If AI doesn’t eliminate jobs it will almost certainly change them, freeing workers from menial tasks to do more rewarding work.

Adoption of the new technology is expected to impact marketing, customer service, procurement, finance and risk and compliance most significantly, respondents said.

A shift to AI-assisted work is already underway in software development, where the automated coding capabilities of GitHub Copilot, AWS CodeWhisperer, Google Cloud Vertex AI and similar tools enable engineers to focus on higher value work.

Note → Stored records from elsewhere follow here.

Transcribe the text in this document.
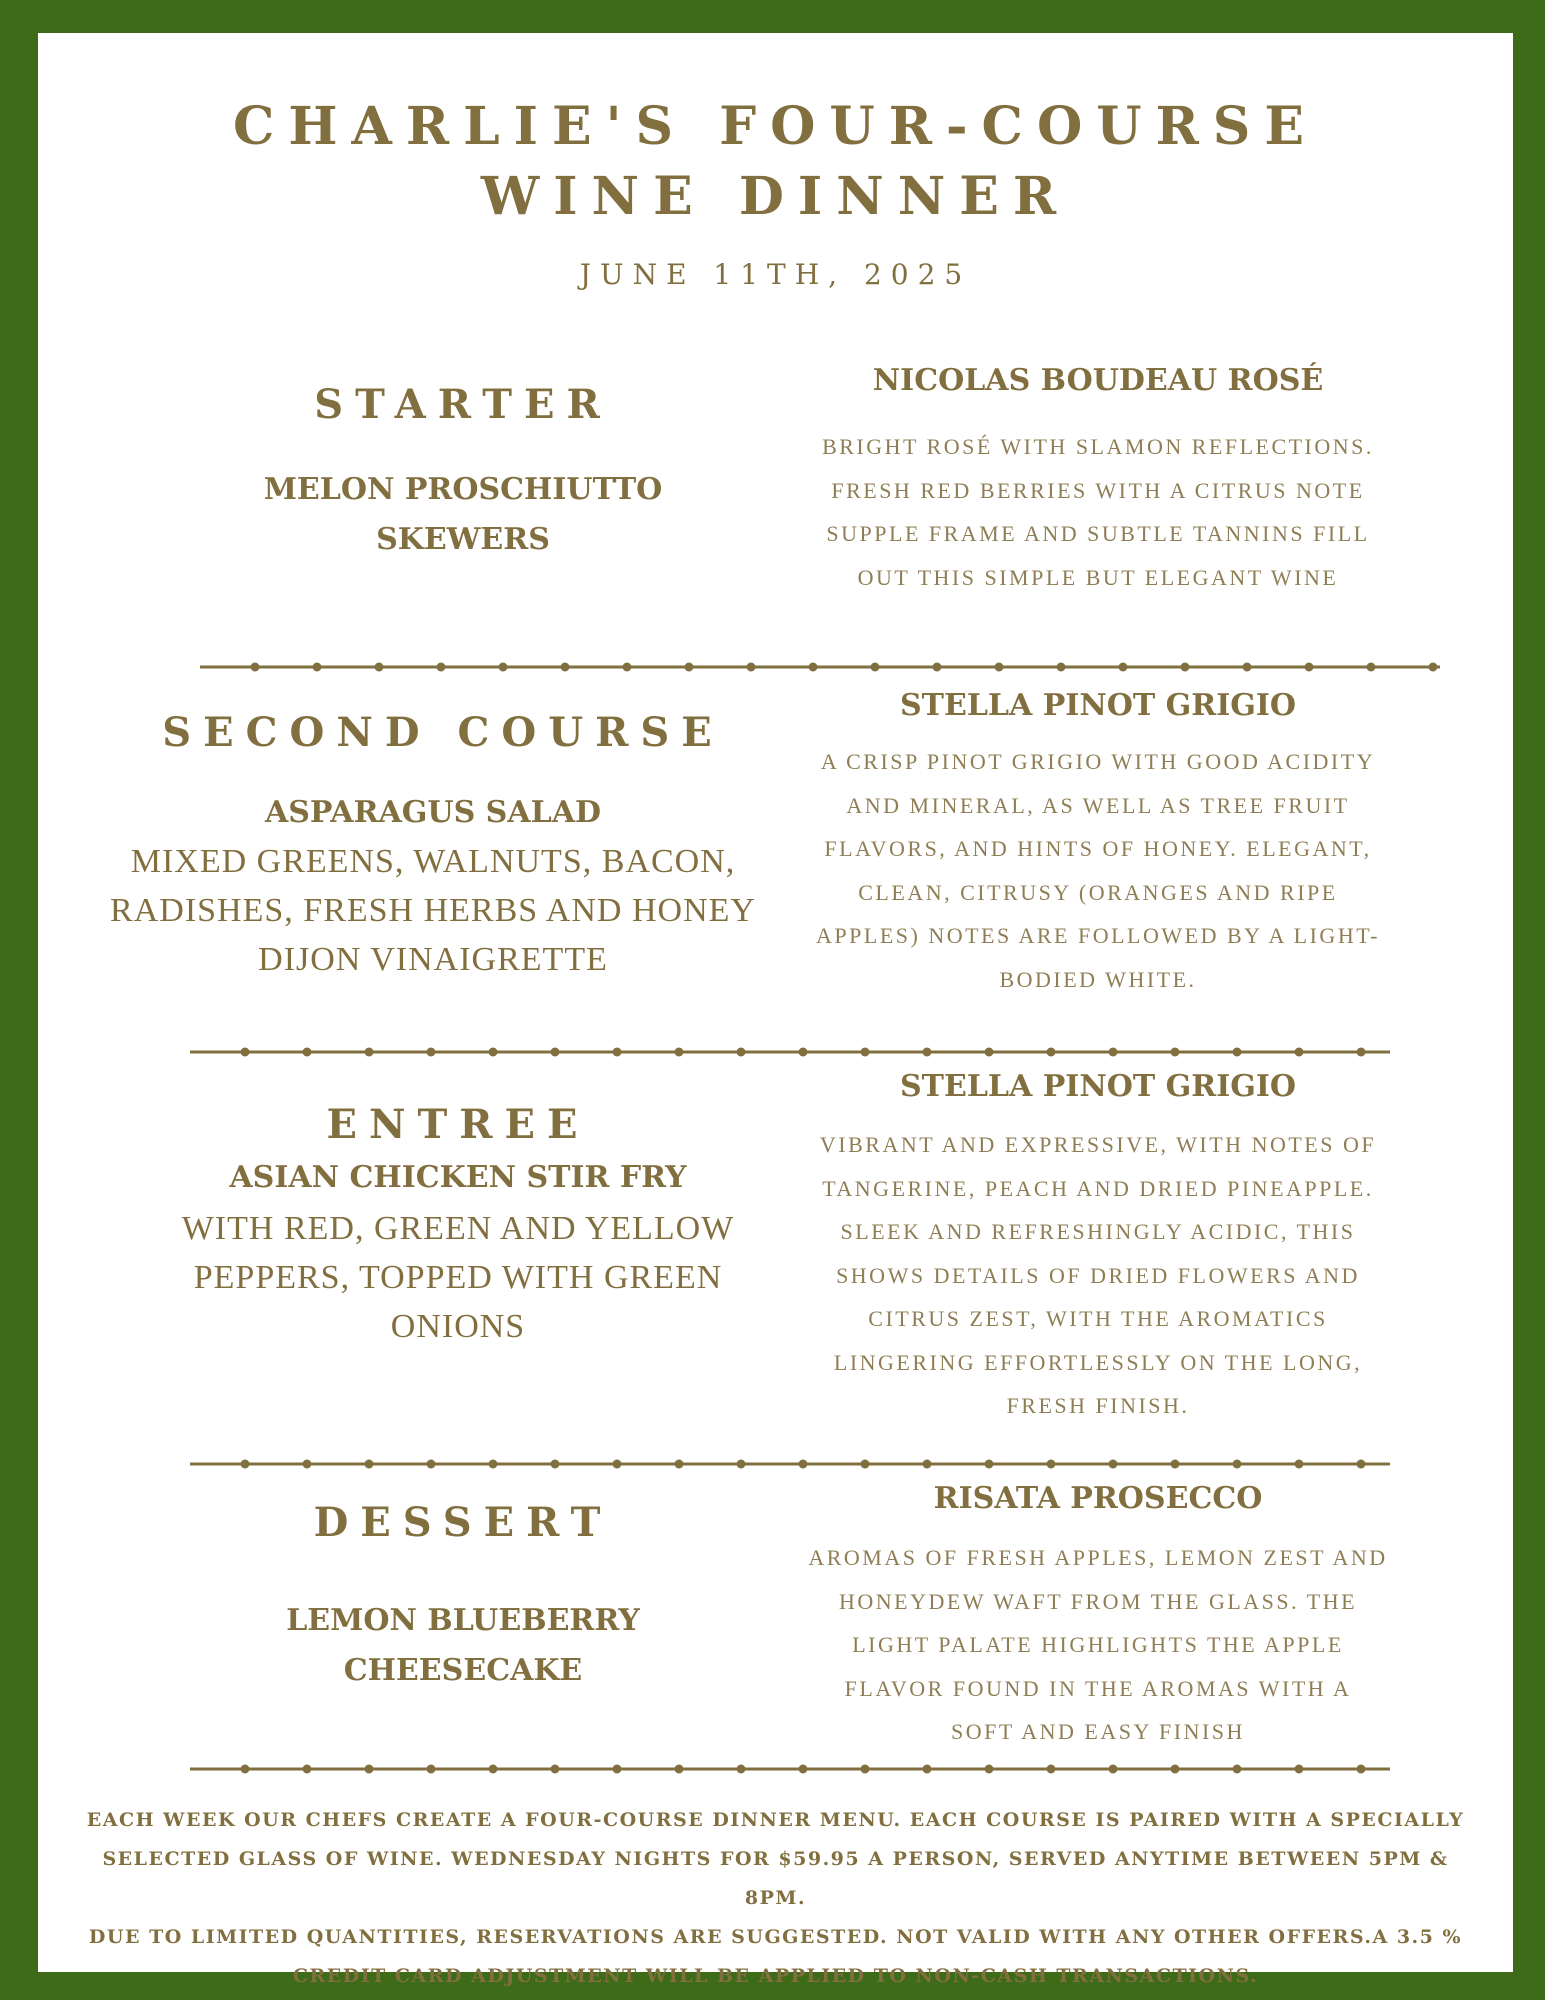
CHARLIE'S FOUR-COURSE
WINE DINNER
JUNE 11TH, 2025
STARTER
MELON PROSCHIUTTO
SKEWERS
NICOLAS BOUDEAU ROSÉ
BRIGHT ROSÉ WITH SLAMON REFLECTIONS.
FRESH RED BERRIES WITH A CITRUS NOTE
SUPPLE FRAME AND SUBTLE TANNINS FILL
OUT THIS SIMPLE BUT ELEGANT WINE
SECOND COURSE
ASPARAGUS SALAD
MIXED GREENS, WALNUTS, BACON,
RADISHES, FRESH HERBS AND HONEY
DIJON VINAIGRETTE
STELLA PINOT GRIGIO
A CRISP PINOT GRIGIO WITH GOOD ACIDITY
AND MINERAL, AS WELL AS TREE FRUIT
FLAVORS, AND HINTS OF HONEY. ELEGANT,
CLEAN, CITRUSY (ORANGES AND RIPE
APPLES) NOTES ARE FOLLOWED BY A LIGHT-
BODIED WHITE.
ENTREE
ASIAN CHICKEN STIR FRY
WITH RED, GREEN AND YELLOW
PEPPERS, TOPPED WITH GREEN
ONIONS
STELLA PINOT GRIGIO
VIBRANT AND EXPRESSIVE, WITH NOTES OF
TANGERINE, PEACH AND DRIED PINEAPPLE.
SLEEK AND REFRESHINGLY ACIDIC, THIS
SHOWS DETAILS OF DRIED FLOWERS AND
CITRUS ZEST, WITH THE AROMATICS
LINGERING EFFORTLESSLY ON THE LONG,
FRESH FINISH.
DESSERT
LEMON BLUEBERRY
CHEESECAKE
RISATA PROSECCO
AROMAS OF FRESH APPLES, LEMON ZEST AND
HONEYDEW WAFT FROM THE GLASS. THE
LIGHT PALATE HIGHLIGHTS THE APPLE
FLAVOR FOUND IN THE AROMAS WITH A
SOFT AND EASY FINISH
EACH WEEK OUR CHEFS CREATE A FOUR-COURSE DINNER MENU. EACH COURSE IS PAIRED WITH A SPECIALLY
SELECTED GLASS OF WINE. WEDNESDAY NIGHTS FOR $59.95 A PERSON, SERVED ANYTIME BETWEEN 5PM & 8PM.
DUE TO LIMITED QUANTITIES, RESERVATIONS ARE SUGGESTED. NOT VALID WITH ANY OTHER OFFERS.A 3.5 %
CREDIT CARD ADJUSTMENT WILL BE APPLIED TO NON-CASH TRANSACTIONS.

As technology leaders explore the cost and compute needed to onboard these new technologies and broader concerns around generative AI adoption persist, executives are moving forward with pilot programs, according to analyst firm Gartner.

Proceeding cautiously with AI has its merits, IBM found. Organizations should emphasize developing enterprisewide skills with the new technology. 

Companies that focus on reskilling reported significantly better revenue growth than other tech adopters and the value added is greater for organizations that emphasize AI skills, according to the report.

However, IBM found a disconnect between the perception of employees and their employers around technical proficiencies.

Only 21% of employee respondents reported lack of tech skills across their team as a daily challenge, while executives cited “technological illiteracy as their second greatest talent-related challenge — surpassed only by the need to build new skills.”

As organizations move to close skills and perception gaps, the jury is out on generative AI’s potential impacts on workers. While many experts predict the technology will level up work for most roles, replacing repetitive tasks with strategic ones, some research, including a Goldman Sachs April analysis, estimates that AI could replace up to one-quarter of current workers in the U.S. and Europe.